Rain Garden

Vocabulary

Flooding and its effects are common, a day-to-day challenge in some countries in the world. But when it comes to “world leader”, the situation is different. You don’t expect a rain storm could damage your property or be the cause of the lost of loved ones.

Hurricane Joaquin didn’t touch land on the East Coast of the US, but it has devastated South Carolina, leading to land erosion and the lost of the lives of 15 people. Governor Nikki Haley said: “We haven’t seen this level of rain in the Lowcountry in 1,000 years,”, according to AccuWeather.

“A solid week of rainfall … sent about 1,000 to shelters and left about 40,000 without drinkable water.”, CBS News reports.

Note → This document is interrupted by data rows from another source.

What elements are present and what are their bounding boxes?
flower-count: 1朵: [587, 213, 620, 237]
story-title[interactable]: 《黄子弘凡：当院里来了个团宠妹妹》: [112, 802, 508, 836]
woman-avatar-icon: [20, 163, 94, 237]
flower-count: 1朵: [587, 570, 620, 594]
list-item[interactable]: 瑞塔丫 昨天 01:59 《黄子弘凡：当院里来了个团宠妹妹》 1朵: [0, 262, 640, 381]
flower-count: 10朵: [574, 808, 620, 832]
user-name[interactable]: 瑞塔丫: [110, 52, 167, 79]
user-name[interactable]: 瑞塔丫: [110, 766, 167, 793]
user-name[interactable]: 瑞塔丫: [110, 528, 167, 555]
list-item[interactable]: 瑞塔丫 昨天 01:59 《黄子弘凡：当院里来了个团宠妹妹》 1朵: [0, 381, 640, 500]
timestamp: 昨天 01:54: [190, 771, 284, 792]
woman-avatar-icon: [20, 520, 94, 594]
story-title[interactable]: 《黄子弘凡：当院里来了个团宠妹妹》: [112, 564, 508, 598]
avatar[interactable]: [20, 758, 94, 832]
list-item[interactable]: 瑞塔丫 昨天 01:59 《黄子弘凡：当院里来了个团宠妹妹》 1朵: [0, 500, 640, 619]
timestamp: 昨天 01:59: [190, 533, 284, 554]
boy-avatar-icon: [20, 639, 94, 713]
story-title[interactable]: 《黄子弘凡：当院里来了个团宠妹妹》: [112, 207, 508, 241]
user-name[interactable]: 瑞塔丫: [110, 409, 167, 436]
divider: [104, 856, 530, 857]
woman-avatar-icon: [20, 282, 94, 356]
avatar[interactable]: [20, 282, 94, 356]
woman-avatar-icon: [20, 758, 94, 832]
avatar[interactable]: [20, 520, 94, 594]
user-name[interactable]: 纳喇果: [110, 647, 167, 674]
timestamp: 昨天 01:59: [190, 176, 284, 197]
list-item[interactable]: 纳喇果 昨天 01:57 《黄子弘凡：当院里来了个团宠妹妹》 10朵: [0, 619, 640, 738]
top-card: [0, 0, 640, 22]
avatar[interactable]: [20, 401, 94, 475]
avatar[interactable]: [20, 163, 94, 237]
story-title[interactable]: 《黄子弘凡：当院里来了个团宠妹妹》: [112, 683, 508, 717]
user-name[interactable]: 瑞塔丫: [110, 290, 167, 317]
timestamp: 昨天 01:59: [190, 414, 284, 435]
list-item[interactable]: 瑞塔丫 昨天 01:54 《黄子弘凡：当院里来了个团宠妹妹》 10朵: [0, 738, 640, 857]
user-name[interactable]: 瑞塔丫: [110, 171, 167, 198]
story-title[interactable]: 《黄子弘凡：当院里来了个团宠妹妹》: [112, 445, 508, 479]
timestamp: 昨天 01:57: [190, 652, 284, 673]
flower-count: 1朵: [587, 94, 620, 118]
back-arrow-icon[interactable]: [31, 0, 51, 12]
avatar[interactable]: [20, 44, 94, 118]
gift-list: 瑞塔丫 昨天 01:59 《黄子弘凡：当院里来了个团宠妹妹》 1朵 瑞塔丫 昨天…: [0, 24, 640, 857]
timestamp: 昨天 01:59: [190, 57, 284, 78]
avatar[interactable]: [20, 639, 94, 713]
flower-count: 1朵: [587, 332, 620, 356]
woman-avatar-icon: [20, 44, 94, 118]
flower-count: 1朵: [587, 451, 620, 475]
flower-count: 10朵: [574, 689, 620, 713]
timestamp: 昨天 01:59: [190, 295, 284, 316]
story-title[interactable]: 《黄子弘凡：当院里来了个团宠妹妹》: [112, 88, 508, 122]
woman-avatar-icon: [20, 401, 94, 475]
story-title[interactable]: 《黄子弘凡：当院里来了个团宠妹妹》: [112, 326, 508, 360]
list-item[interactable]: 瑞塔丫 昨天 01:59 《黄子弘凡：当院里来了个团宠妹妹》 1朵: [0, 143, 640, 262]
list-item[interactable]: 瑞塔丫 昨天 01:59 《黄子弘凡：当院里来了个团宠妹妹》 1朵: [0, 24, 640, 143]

Does this mean that we should consider building more resilience in vulnerable areas?

Rain Garden - Hurricane Joaquin

Rain Gardens

During a symposium in New York City for the closing of the Healthy Trees Healthy Cities internship, Ecology and Environmental college students Kylene Colón and Ishmael Akahoho presented an alternative to face urban flooding with a nature-based solution.

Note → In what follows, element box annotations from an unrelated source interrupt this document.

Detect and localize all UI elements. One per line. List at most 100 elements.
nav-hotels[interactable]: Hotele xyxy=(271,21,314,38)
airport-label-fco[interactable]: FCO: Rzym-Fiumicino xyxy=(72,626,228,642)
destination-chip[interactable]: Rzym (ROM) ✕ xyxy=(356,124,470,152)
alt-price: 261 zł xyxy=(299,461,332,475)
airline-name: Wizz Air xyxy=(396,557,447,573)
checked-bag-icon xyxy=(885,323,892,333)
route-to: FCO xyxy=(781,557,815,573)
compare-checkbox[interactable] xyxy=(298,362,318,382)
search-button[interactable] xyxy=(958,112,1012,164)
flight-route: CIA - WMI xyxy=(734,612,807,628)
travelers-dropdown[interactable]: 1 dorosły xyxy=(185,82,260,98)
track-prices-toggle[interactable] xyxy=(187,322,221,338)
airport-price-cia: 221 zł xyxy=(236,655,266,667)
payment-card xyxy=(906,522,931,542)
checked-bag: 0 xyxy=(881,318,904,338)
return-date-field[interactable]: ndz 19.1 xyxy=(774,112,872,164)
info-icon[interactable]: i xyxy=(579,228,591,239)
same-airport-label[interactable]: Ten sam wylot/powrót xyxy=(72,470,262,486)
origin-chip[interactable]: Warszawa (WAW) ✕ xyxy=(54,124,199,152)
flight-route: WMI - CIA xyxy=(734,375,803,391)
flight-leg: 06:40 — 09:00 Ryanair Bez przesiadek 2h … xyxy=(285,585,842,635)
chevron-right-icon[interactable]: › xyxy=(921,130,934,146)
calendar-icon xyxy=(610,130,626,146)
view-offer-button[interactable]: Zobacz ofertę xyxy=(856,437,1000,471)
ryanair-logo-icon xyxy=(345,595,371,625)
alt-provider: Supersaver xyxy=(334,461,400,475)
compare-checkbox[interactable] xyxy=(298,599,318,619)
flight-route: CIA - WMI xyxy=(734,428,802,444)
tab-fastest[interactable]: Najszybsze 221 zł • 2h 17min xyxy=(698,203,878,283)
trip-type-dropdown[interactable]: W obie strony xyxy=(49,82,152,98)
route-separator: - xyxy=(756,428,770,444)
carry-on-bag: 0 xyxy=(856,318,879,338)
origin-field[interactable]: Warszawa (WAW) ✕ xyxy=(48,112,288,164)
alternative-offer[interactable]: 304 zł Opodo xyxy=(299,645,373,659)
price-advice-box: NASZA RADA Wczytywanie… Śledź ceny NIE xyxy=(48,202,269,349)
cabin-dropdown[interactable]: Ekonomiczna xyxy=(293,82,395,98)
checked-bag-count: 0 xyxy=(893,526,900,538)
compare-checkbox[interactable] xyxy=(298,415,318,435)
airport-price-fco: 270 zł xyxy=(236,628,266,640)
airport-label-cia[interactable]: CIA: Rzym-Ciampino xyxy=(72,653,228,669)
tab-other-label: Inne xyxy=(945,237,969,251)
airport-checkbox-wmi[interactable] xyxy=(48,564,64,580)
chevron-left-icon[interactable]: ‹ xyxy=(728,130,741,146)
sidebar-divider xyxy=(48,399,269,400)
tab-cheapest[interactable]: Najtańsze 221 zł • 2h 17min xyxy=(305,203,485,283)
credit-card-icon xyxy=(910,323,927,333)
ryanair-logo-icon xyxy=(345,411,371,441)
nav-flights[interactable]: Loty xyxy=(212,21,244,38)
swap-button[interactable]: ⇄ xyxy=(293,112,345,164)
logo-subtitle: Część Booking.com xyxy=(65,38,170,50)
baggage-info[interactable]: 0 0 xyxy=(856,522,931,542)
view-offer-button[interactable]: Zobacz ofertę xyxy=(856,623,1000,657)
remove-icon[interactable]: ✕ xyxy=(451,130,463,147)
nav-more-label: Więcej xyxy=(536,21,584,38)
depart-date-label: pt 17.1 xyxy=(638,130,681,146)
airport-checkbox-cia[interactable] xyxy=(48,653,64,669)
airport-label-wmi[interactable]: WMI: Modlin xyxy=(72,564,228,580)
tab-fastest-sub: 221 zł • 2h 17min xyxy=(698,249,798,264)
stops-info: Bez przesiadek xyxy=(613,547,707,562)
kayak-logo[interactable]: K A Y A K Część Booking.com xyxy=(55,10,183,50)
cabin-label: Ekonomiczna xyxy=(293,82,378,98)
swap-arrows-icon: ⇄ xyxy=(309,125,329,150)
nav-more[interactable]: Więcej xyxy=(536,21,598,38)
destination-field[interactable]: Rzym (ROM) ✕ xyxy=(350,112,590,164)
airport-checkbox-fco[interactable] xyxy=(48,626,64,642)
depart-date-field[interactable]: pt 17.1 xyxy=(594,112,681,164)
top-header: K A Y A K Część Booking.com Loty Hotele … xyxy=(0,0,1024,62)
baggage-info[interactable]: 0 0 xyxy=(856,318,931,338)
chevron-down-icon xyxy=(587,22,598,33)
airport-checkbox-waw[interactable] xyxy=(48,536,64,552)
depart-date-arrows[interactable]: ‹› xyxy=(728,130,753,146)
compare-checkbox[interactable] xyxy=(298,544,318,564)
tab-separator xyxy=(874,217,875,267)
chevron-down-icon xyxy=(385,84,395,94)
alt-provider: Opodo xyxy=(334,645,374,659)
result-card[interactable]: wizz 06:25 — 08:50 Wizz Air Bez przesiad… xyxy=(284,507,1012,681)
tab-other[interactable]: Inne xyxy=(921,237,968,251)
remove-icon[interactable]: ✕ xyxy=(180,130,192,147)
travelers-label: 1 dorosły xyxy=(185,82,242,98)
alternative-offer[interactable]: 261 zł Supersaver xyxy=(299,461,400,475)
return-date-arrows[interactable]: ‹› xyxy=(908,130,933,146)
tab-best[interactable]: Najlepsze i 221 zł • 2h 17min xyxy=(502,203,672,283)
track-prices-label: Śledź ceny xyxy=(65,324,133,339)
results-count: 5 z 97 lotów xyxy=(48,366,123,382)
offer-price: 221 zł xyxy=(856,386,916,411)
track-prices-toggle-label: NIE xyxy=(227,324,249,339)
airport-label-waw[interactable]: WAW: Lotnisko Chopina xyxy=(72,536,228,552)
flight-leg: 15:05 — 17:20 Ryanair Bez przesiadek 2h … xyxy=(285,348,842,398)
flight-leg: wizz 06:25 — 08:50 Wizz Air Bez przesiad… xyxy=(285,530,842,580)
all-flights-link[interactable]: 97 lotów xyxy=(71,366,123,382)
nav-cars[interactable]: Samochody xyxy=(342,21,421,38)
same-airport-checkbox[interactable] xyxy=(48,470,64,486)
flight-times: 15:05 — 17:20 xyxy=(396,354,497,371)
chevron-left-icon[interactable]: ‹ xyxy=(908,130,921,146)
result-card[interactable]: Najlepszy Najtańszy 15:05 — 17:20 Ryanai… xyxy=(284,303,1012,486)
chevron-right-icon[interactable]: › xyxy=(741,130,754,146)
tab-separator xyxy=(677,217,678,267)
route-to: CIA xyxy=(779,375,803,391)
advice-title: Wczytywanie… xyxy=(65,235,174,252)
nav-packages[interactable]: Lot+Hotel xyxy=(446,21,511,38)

“Rain gardens are shallow depressions that have native plants with deep roots, that have the ability to withstand extreme moisture”, explain Colón during the presentation of their project: a booklet with step-by-step instructions to build you own rain garden.

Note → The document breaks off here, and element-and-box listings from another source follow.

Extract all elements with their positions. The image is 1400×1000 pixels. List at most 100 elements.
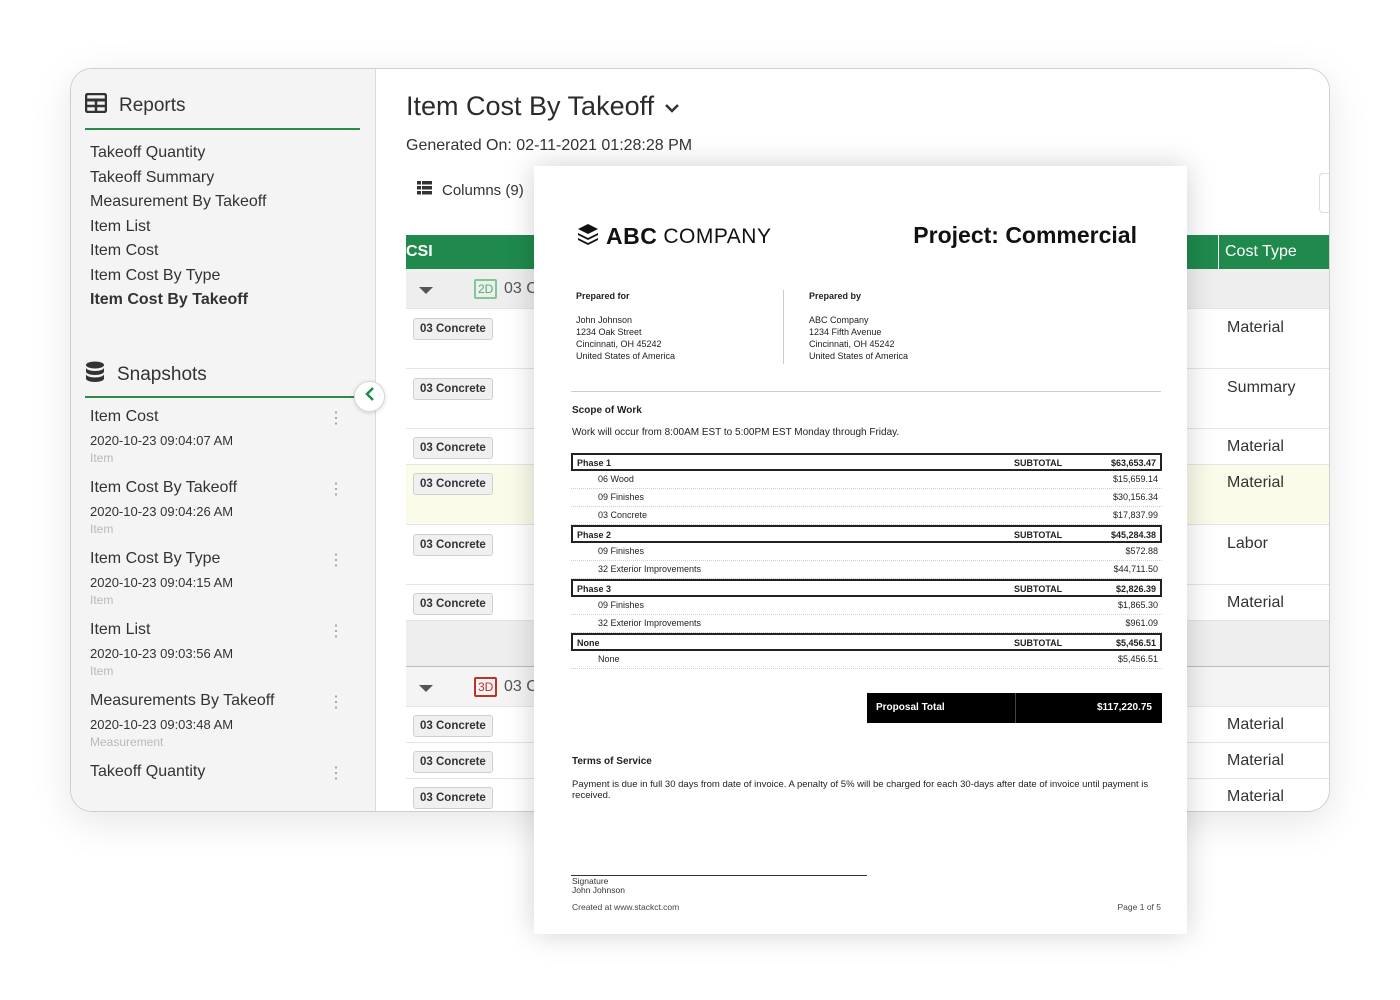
company-country: United States of America <box>809 351 909 361</box>
snapshot-title: Item Cost By Type <box>90 550 221 567</box>
phase-row: None SUBTOTAL $5,456.51 <box>571 633 1162 651</box>
snapshot-category: Item <box>90 522 114 536</box>
phase-name: None <box>577 638 600 648</box>
terms-text: Payment is due in full 30 days from date… <box>572 779 1149 801</box>
item-value: $17,837.99 <box>1112 510 1158 520</box>
more-options-icon[interactable]: ⋮ <box>328 624 344 640</box>
report-item[interactable]: Item Cost By Type <box>90 264 266 289</box>
snapshot-item[interactable]: Item Cost By Type 2020-10-23 09:04:15 AM… <box>90 549 360 620</box>
report-item[interactable]: Takeoff Quantity <box>90 141 266 166</box>
company-city: Cincinnati, OH 45242 <box>809 339 895 349</box>
report-list: Takeoff Quantity Takeoff Summary Measure… <box>90 141 266 313</box>
more-options-icon[interactable]: ⋮ <box>328 553 344 569</box>
generated-on: Generated On: 02-11-2021 01:28:28 PM <box>406 137 693 154</box>
item-value: $1,865.30 <box>1117 600 1158 610</box>
snapshot-item[interactable]: Item Cost 2020-10-23 09:04:07 AM Item ⋮ <box>90 407 360 478</box>
item-name: 32 Exterior Improvements <box>598 618 702 628</box>
report-item[interactable]: Measurement By Takeoff <box>90 190 266 215</box>
item-name: 32 Exterior Improvements <box>598 564 702 574</box>
signature-name: John Johnson <box>572 885 625 895</box>
subtotal-value: $5,456.51 <box>1115 638 1156 648</box>
chevron-down-icon[interactable] <box>664 91 680 122</box>
snapshot-list: Item Cost 2020-10-23 09:04:07 AM Item ⋮ … <box>90 407 360 811</box>
cost-type-cell: Material <box>1227 752 1284 769</box>
columns-button[interactable]: Columns (9) <box>417 181 524 199</box>
reports-header: Reports <box>84 92 186 118</box>
prepared-for-heading: Prepared for <box>576 291 630 301</box>
reports-title: Reports <box>119 94 186 116</box>
terms-heading: Terms of Service <box>572 756 652 767</box>
snapshot-title: Takeoff Quantity <box>90 763 206 780</box>
logo-text-bold: ABC <box>606 223 658 249</box>
subtotal-value: $2,826.39 <box>1115 584 1156 594</box>
more-options-icon[interactable]: ⋮ <box>328 411 344 427</box>
toolbar-button-edge[interactable] <box>1319 173 1329 213</box>
company-logo: ABC COMPANY <box>576 222 771 251</box>
more-options-icon[interactable]: ⋮ <box>328 482 344 498</box>
phase-name: Phase 1 <box>577 458 612 468</box>
client-city: Cincinnati, OH 45242 <box>576 339 662 349</box>
caret-down-icon[interactable] <box>419 287 433 294</box>
snapshot-category: Item <box>90 593 114 607</box>
snapshot-date: 2020-10-23 09:04:15 AM <box>90 575 234 590</box>
phase-row: Phase 3 SUBTOTAL $2,826.39 <box>571 579 1162 597</box>
item-name: None <box>598 654 620 664</box>
report-item[interactable]: Item Cost <box>90 239 266 264</box>
phase-item-row: 09 Finishes $1,865.30 <box>571 597 1162 615</box>
sidebar: Reports Takeoff Quantity Takeoff Summary… <box>71 69 376 811</box>
columns-label: Columns (9) <box>442 181 524 199</box>
report-item-active[interactable]: Item Cost By Takeoff <box>90 288 266 313</box>
snapshot-item[interactable]: Measurements By Takeoff 2020-10-23 09:03… <box>90 691 360 762</box>
item-value: $5,456.51 <box>1117 654 1158 664</box>
report-title-text: Item Cost By Takeoff <box>406 91 655 121</box>
more-options-icon[interactable]: ⋮ <box>328 766 344 782</box>
client-street: 1234 Oak Street <box>576 327 642 337</box>
proposal-total-label: Proposal Total <box>876 702 945 713</box>
report-item[interactable]: Item List <box>90 215 266 240</box>
signature-block: Signature John Johnson <box>572 877 625 895</box>
snapshot-date: 2020-10-23 09:03:56 AM <box>90 646 234 661</box>
subtotal-value: $63,653.47 <box>1110 458 1156 468</box>
report-title[interactable]: Item Cost By Takeoff <box>406 91 680 122</box>
snapshot-item[interactable]: Item List 2020-10-23 09:03:56 AM Item ⋮ <box>90 620 360 691</box>
snapshot-item[interactable]: Item Cost By Takeoff 2020-10-23 09:04:26… <box>90 478 360 549</box>
phase-table: Phase 1 SUBTOTAL $63,653.47 06 Wood $15,659.… <box>571 453 1162 669</box>
cost-type-cell: Material <box>1227 438 1284 455</box>
cost-type-cell: Material <box>1227 716 1284 733</box>
snapshots-divider <box>85 396 360 398</box>
snapshot-title: Item Cost By Takeoff <box>90 479 238 496</box>
item-name: 03 Concrete <box>598 510 648 520</box>
reports-divider <box>85 128 360 130</box>
item-value: $572.88 <box>1125 546 1158 556</box>
report-item[interactable]: Takeoff Summary <box>90 166 266 191</box>
cost-type-cell: Material <box>1227 319 1284 336</box>
client-country: United States of America <box>576 351 676 361</box>
collapse-sidebar-button[interactable] <box>354 381 385 412</box>
item-name: 09 Finishes <box>598 546 645 556</box>
company-name: ABC Company <box>809 315 869 325</box>
more-options-icon[interactable]: ⋮ <box>328 695 344 711</box>
column-header-csi[interactable]: CSI <box>406 243 433 261</box>
phase-item-row: 09 Finishes $30,156.34 <box>571 489 1162 507</box>
2d-badge-icon: 2D <box>474 279 498 299</box>
caret-down-icon[interactable] <box>419 685 433 692</box>
proposal-total-value: $117,220.75 <box>1096 702 1152 713</box>
section-divider <box>571 391 1161 392</box>
phase-item-row: None $5,456.51 <box>571 651 1162 669</box>
item-name: 09 Finishes <box>598 492 645 502</box>
column-header-cost-type[interactable]: Cost Type <box>1218 235 1297 269</box>
scope-heading: Scope of Work <box>572 405 642 416</box>
address-divider <box>783 290 784 364</box>
cost-type-cell: Material <box>1227 788 1284 805</box>
cost-type-cell: Material <box>1227 594 1284 611</box>
csi-tag: 03 Concrete <box>413 437 493 459</box>
item-value: $961.09 <box>1125 618 1158 628</box>
project-title: Project: Commercial <box>913 222 1137 248</box>
item-value: $15,659.14 <box>1112 474 1158 484</box>
list-icon <box>417 181 432 199</box>
snapshot-item[interactable]: Takeoff Quantity ⋮ <box>90 762 360 811</box>
snapshot-title: Measurements By Takeoff <box>90 692 275 709</box>
cost-type-cell: Material <box>1227 474 1284 491</box>
snapshot-category: Item <box>90 664 114 678</box>
3d-badge-icon: 3D <box>474 677 498 697</box>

“These special landscapes can be placed almost anywhere, like a driveway, the city’s sidewalks, in a park, and it will drain more water when a storm threatens the population”, Akahoho mentioned.

Rain Garden 2

So, which are the benefits?

  • Improves an area’s natural beauty.
  • Rain water will be filters by plants before reaching underground waterways.
  • Reduces water pollution.
  • Protects an area from flooding by collecting overflow.
  • Increases pollination, as it attracts birds and butterflies.
  • Improves the aesthetics of an area.

The booklet information is shared on the internship’s official website and is to be presented to public and private school, as a hands-on project for resilience building in the communities.

The Healthy Trees Healthy Cities initiative is coordinated by The Nature Conservancy.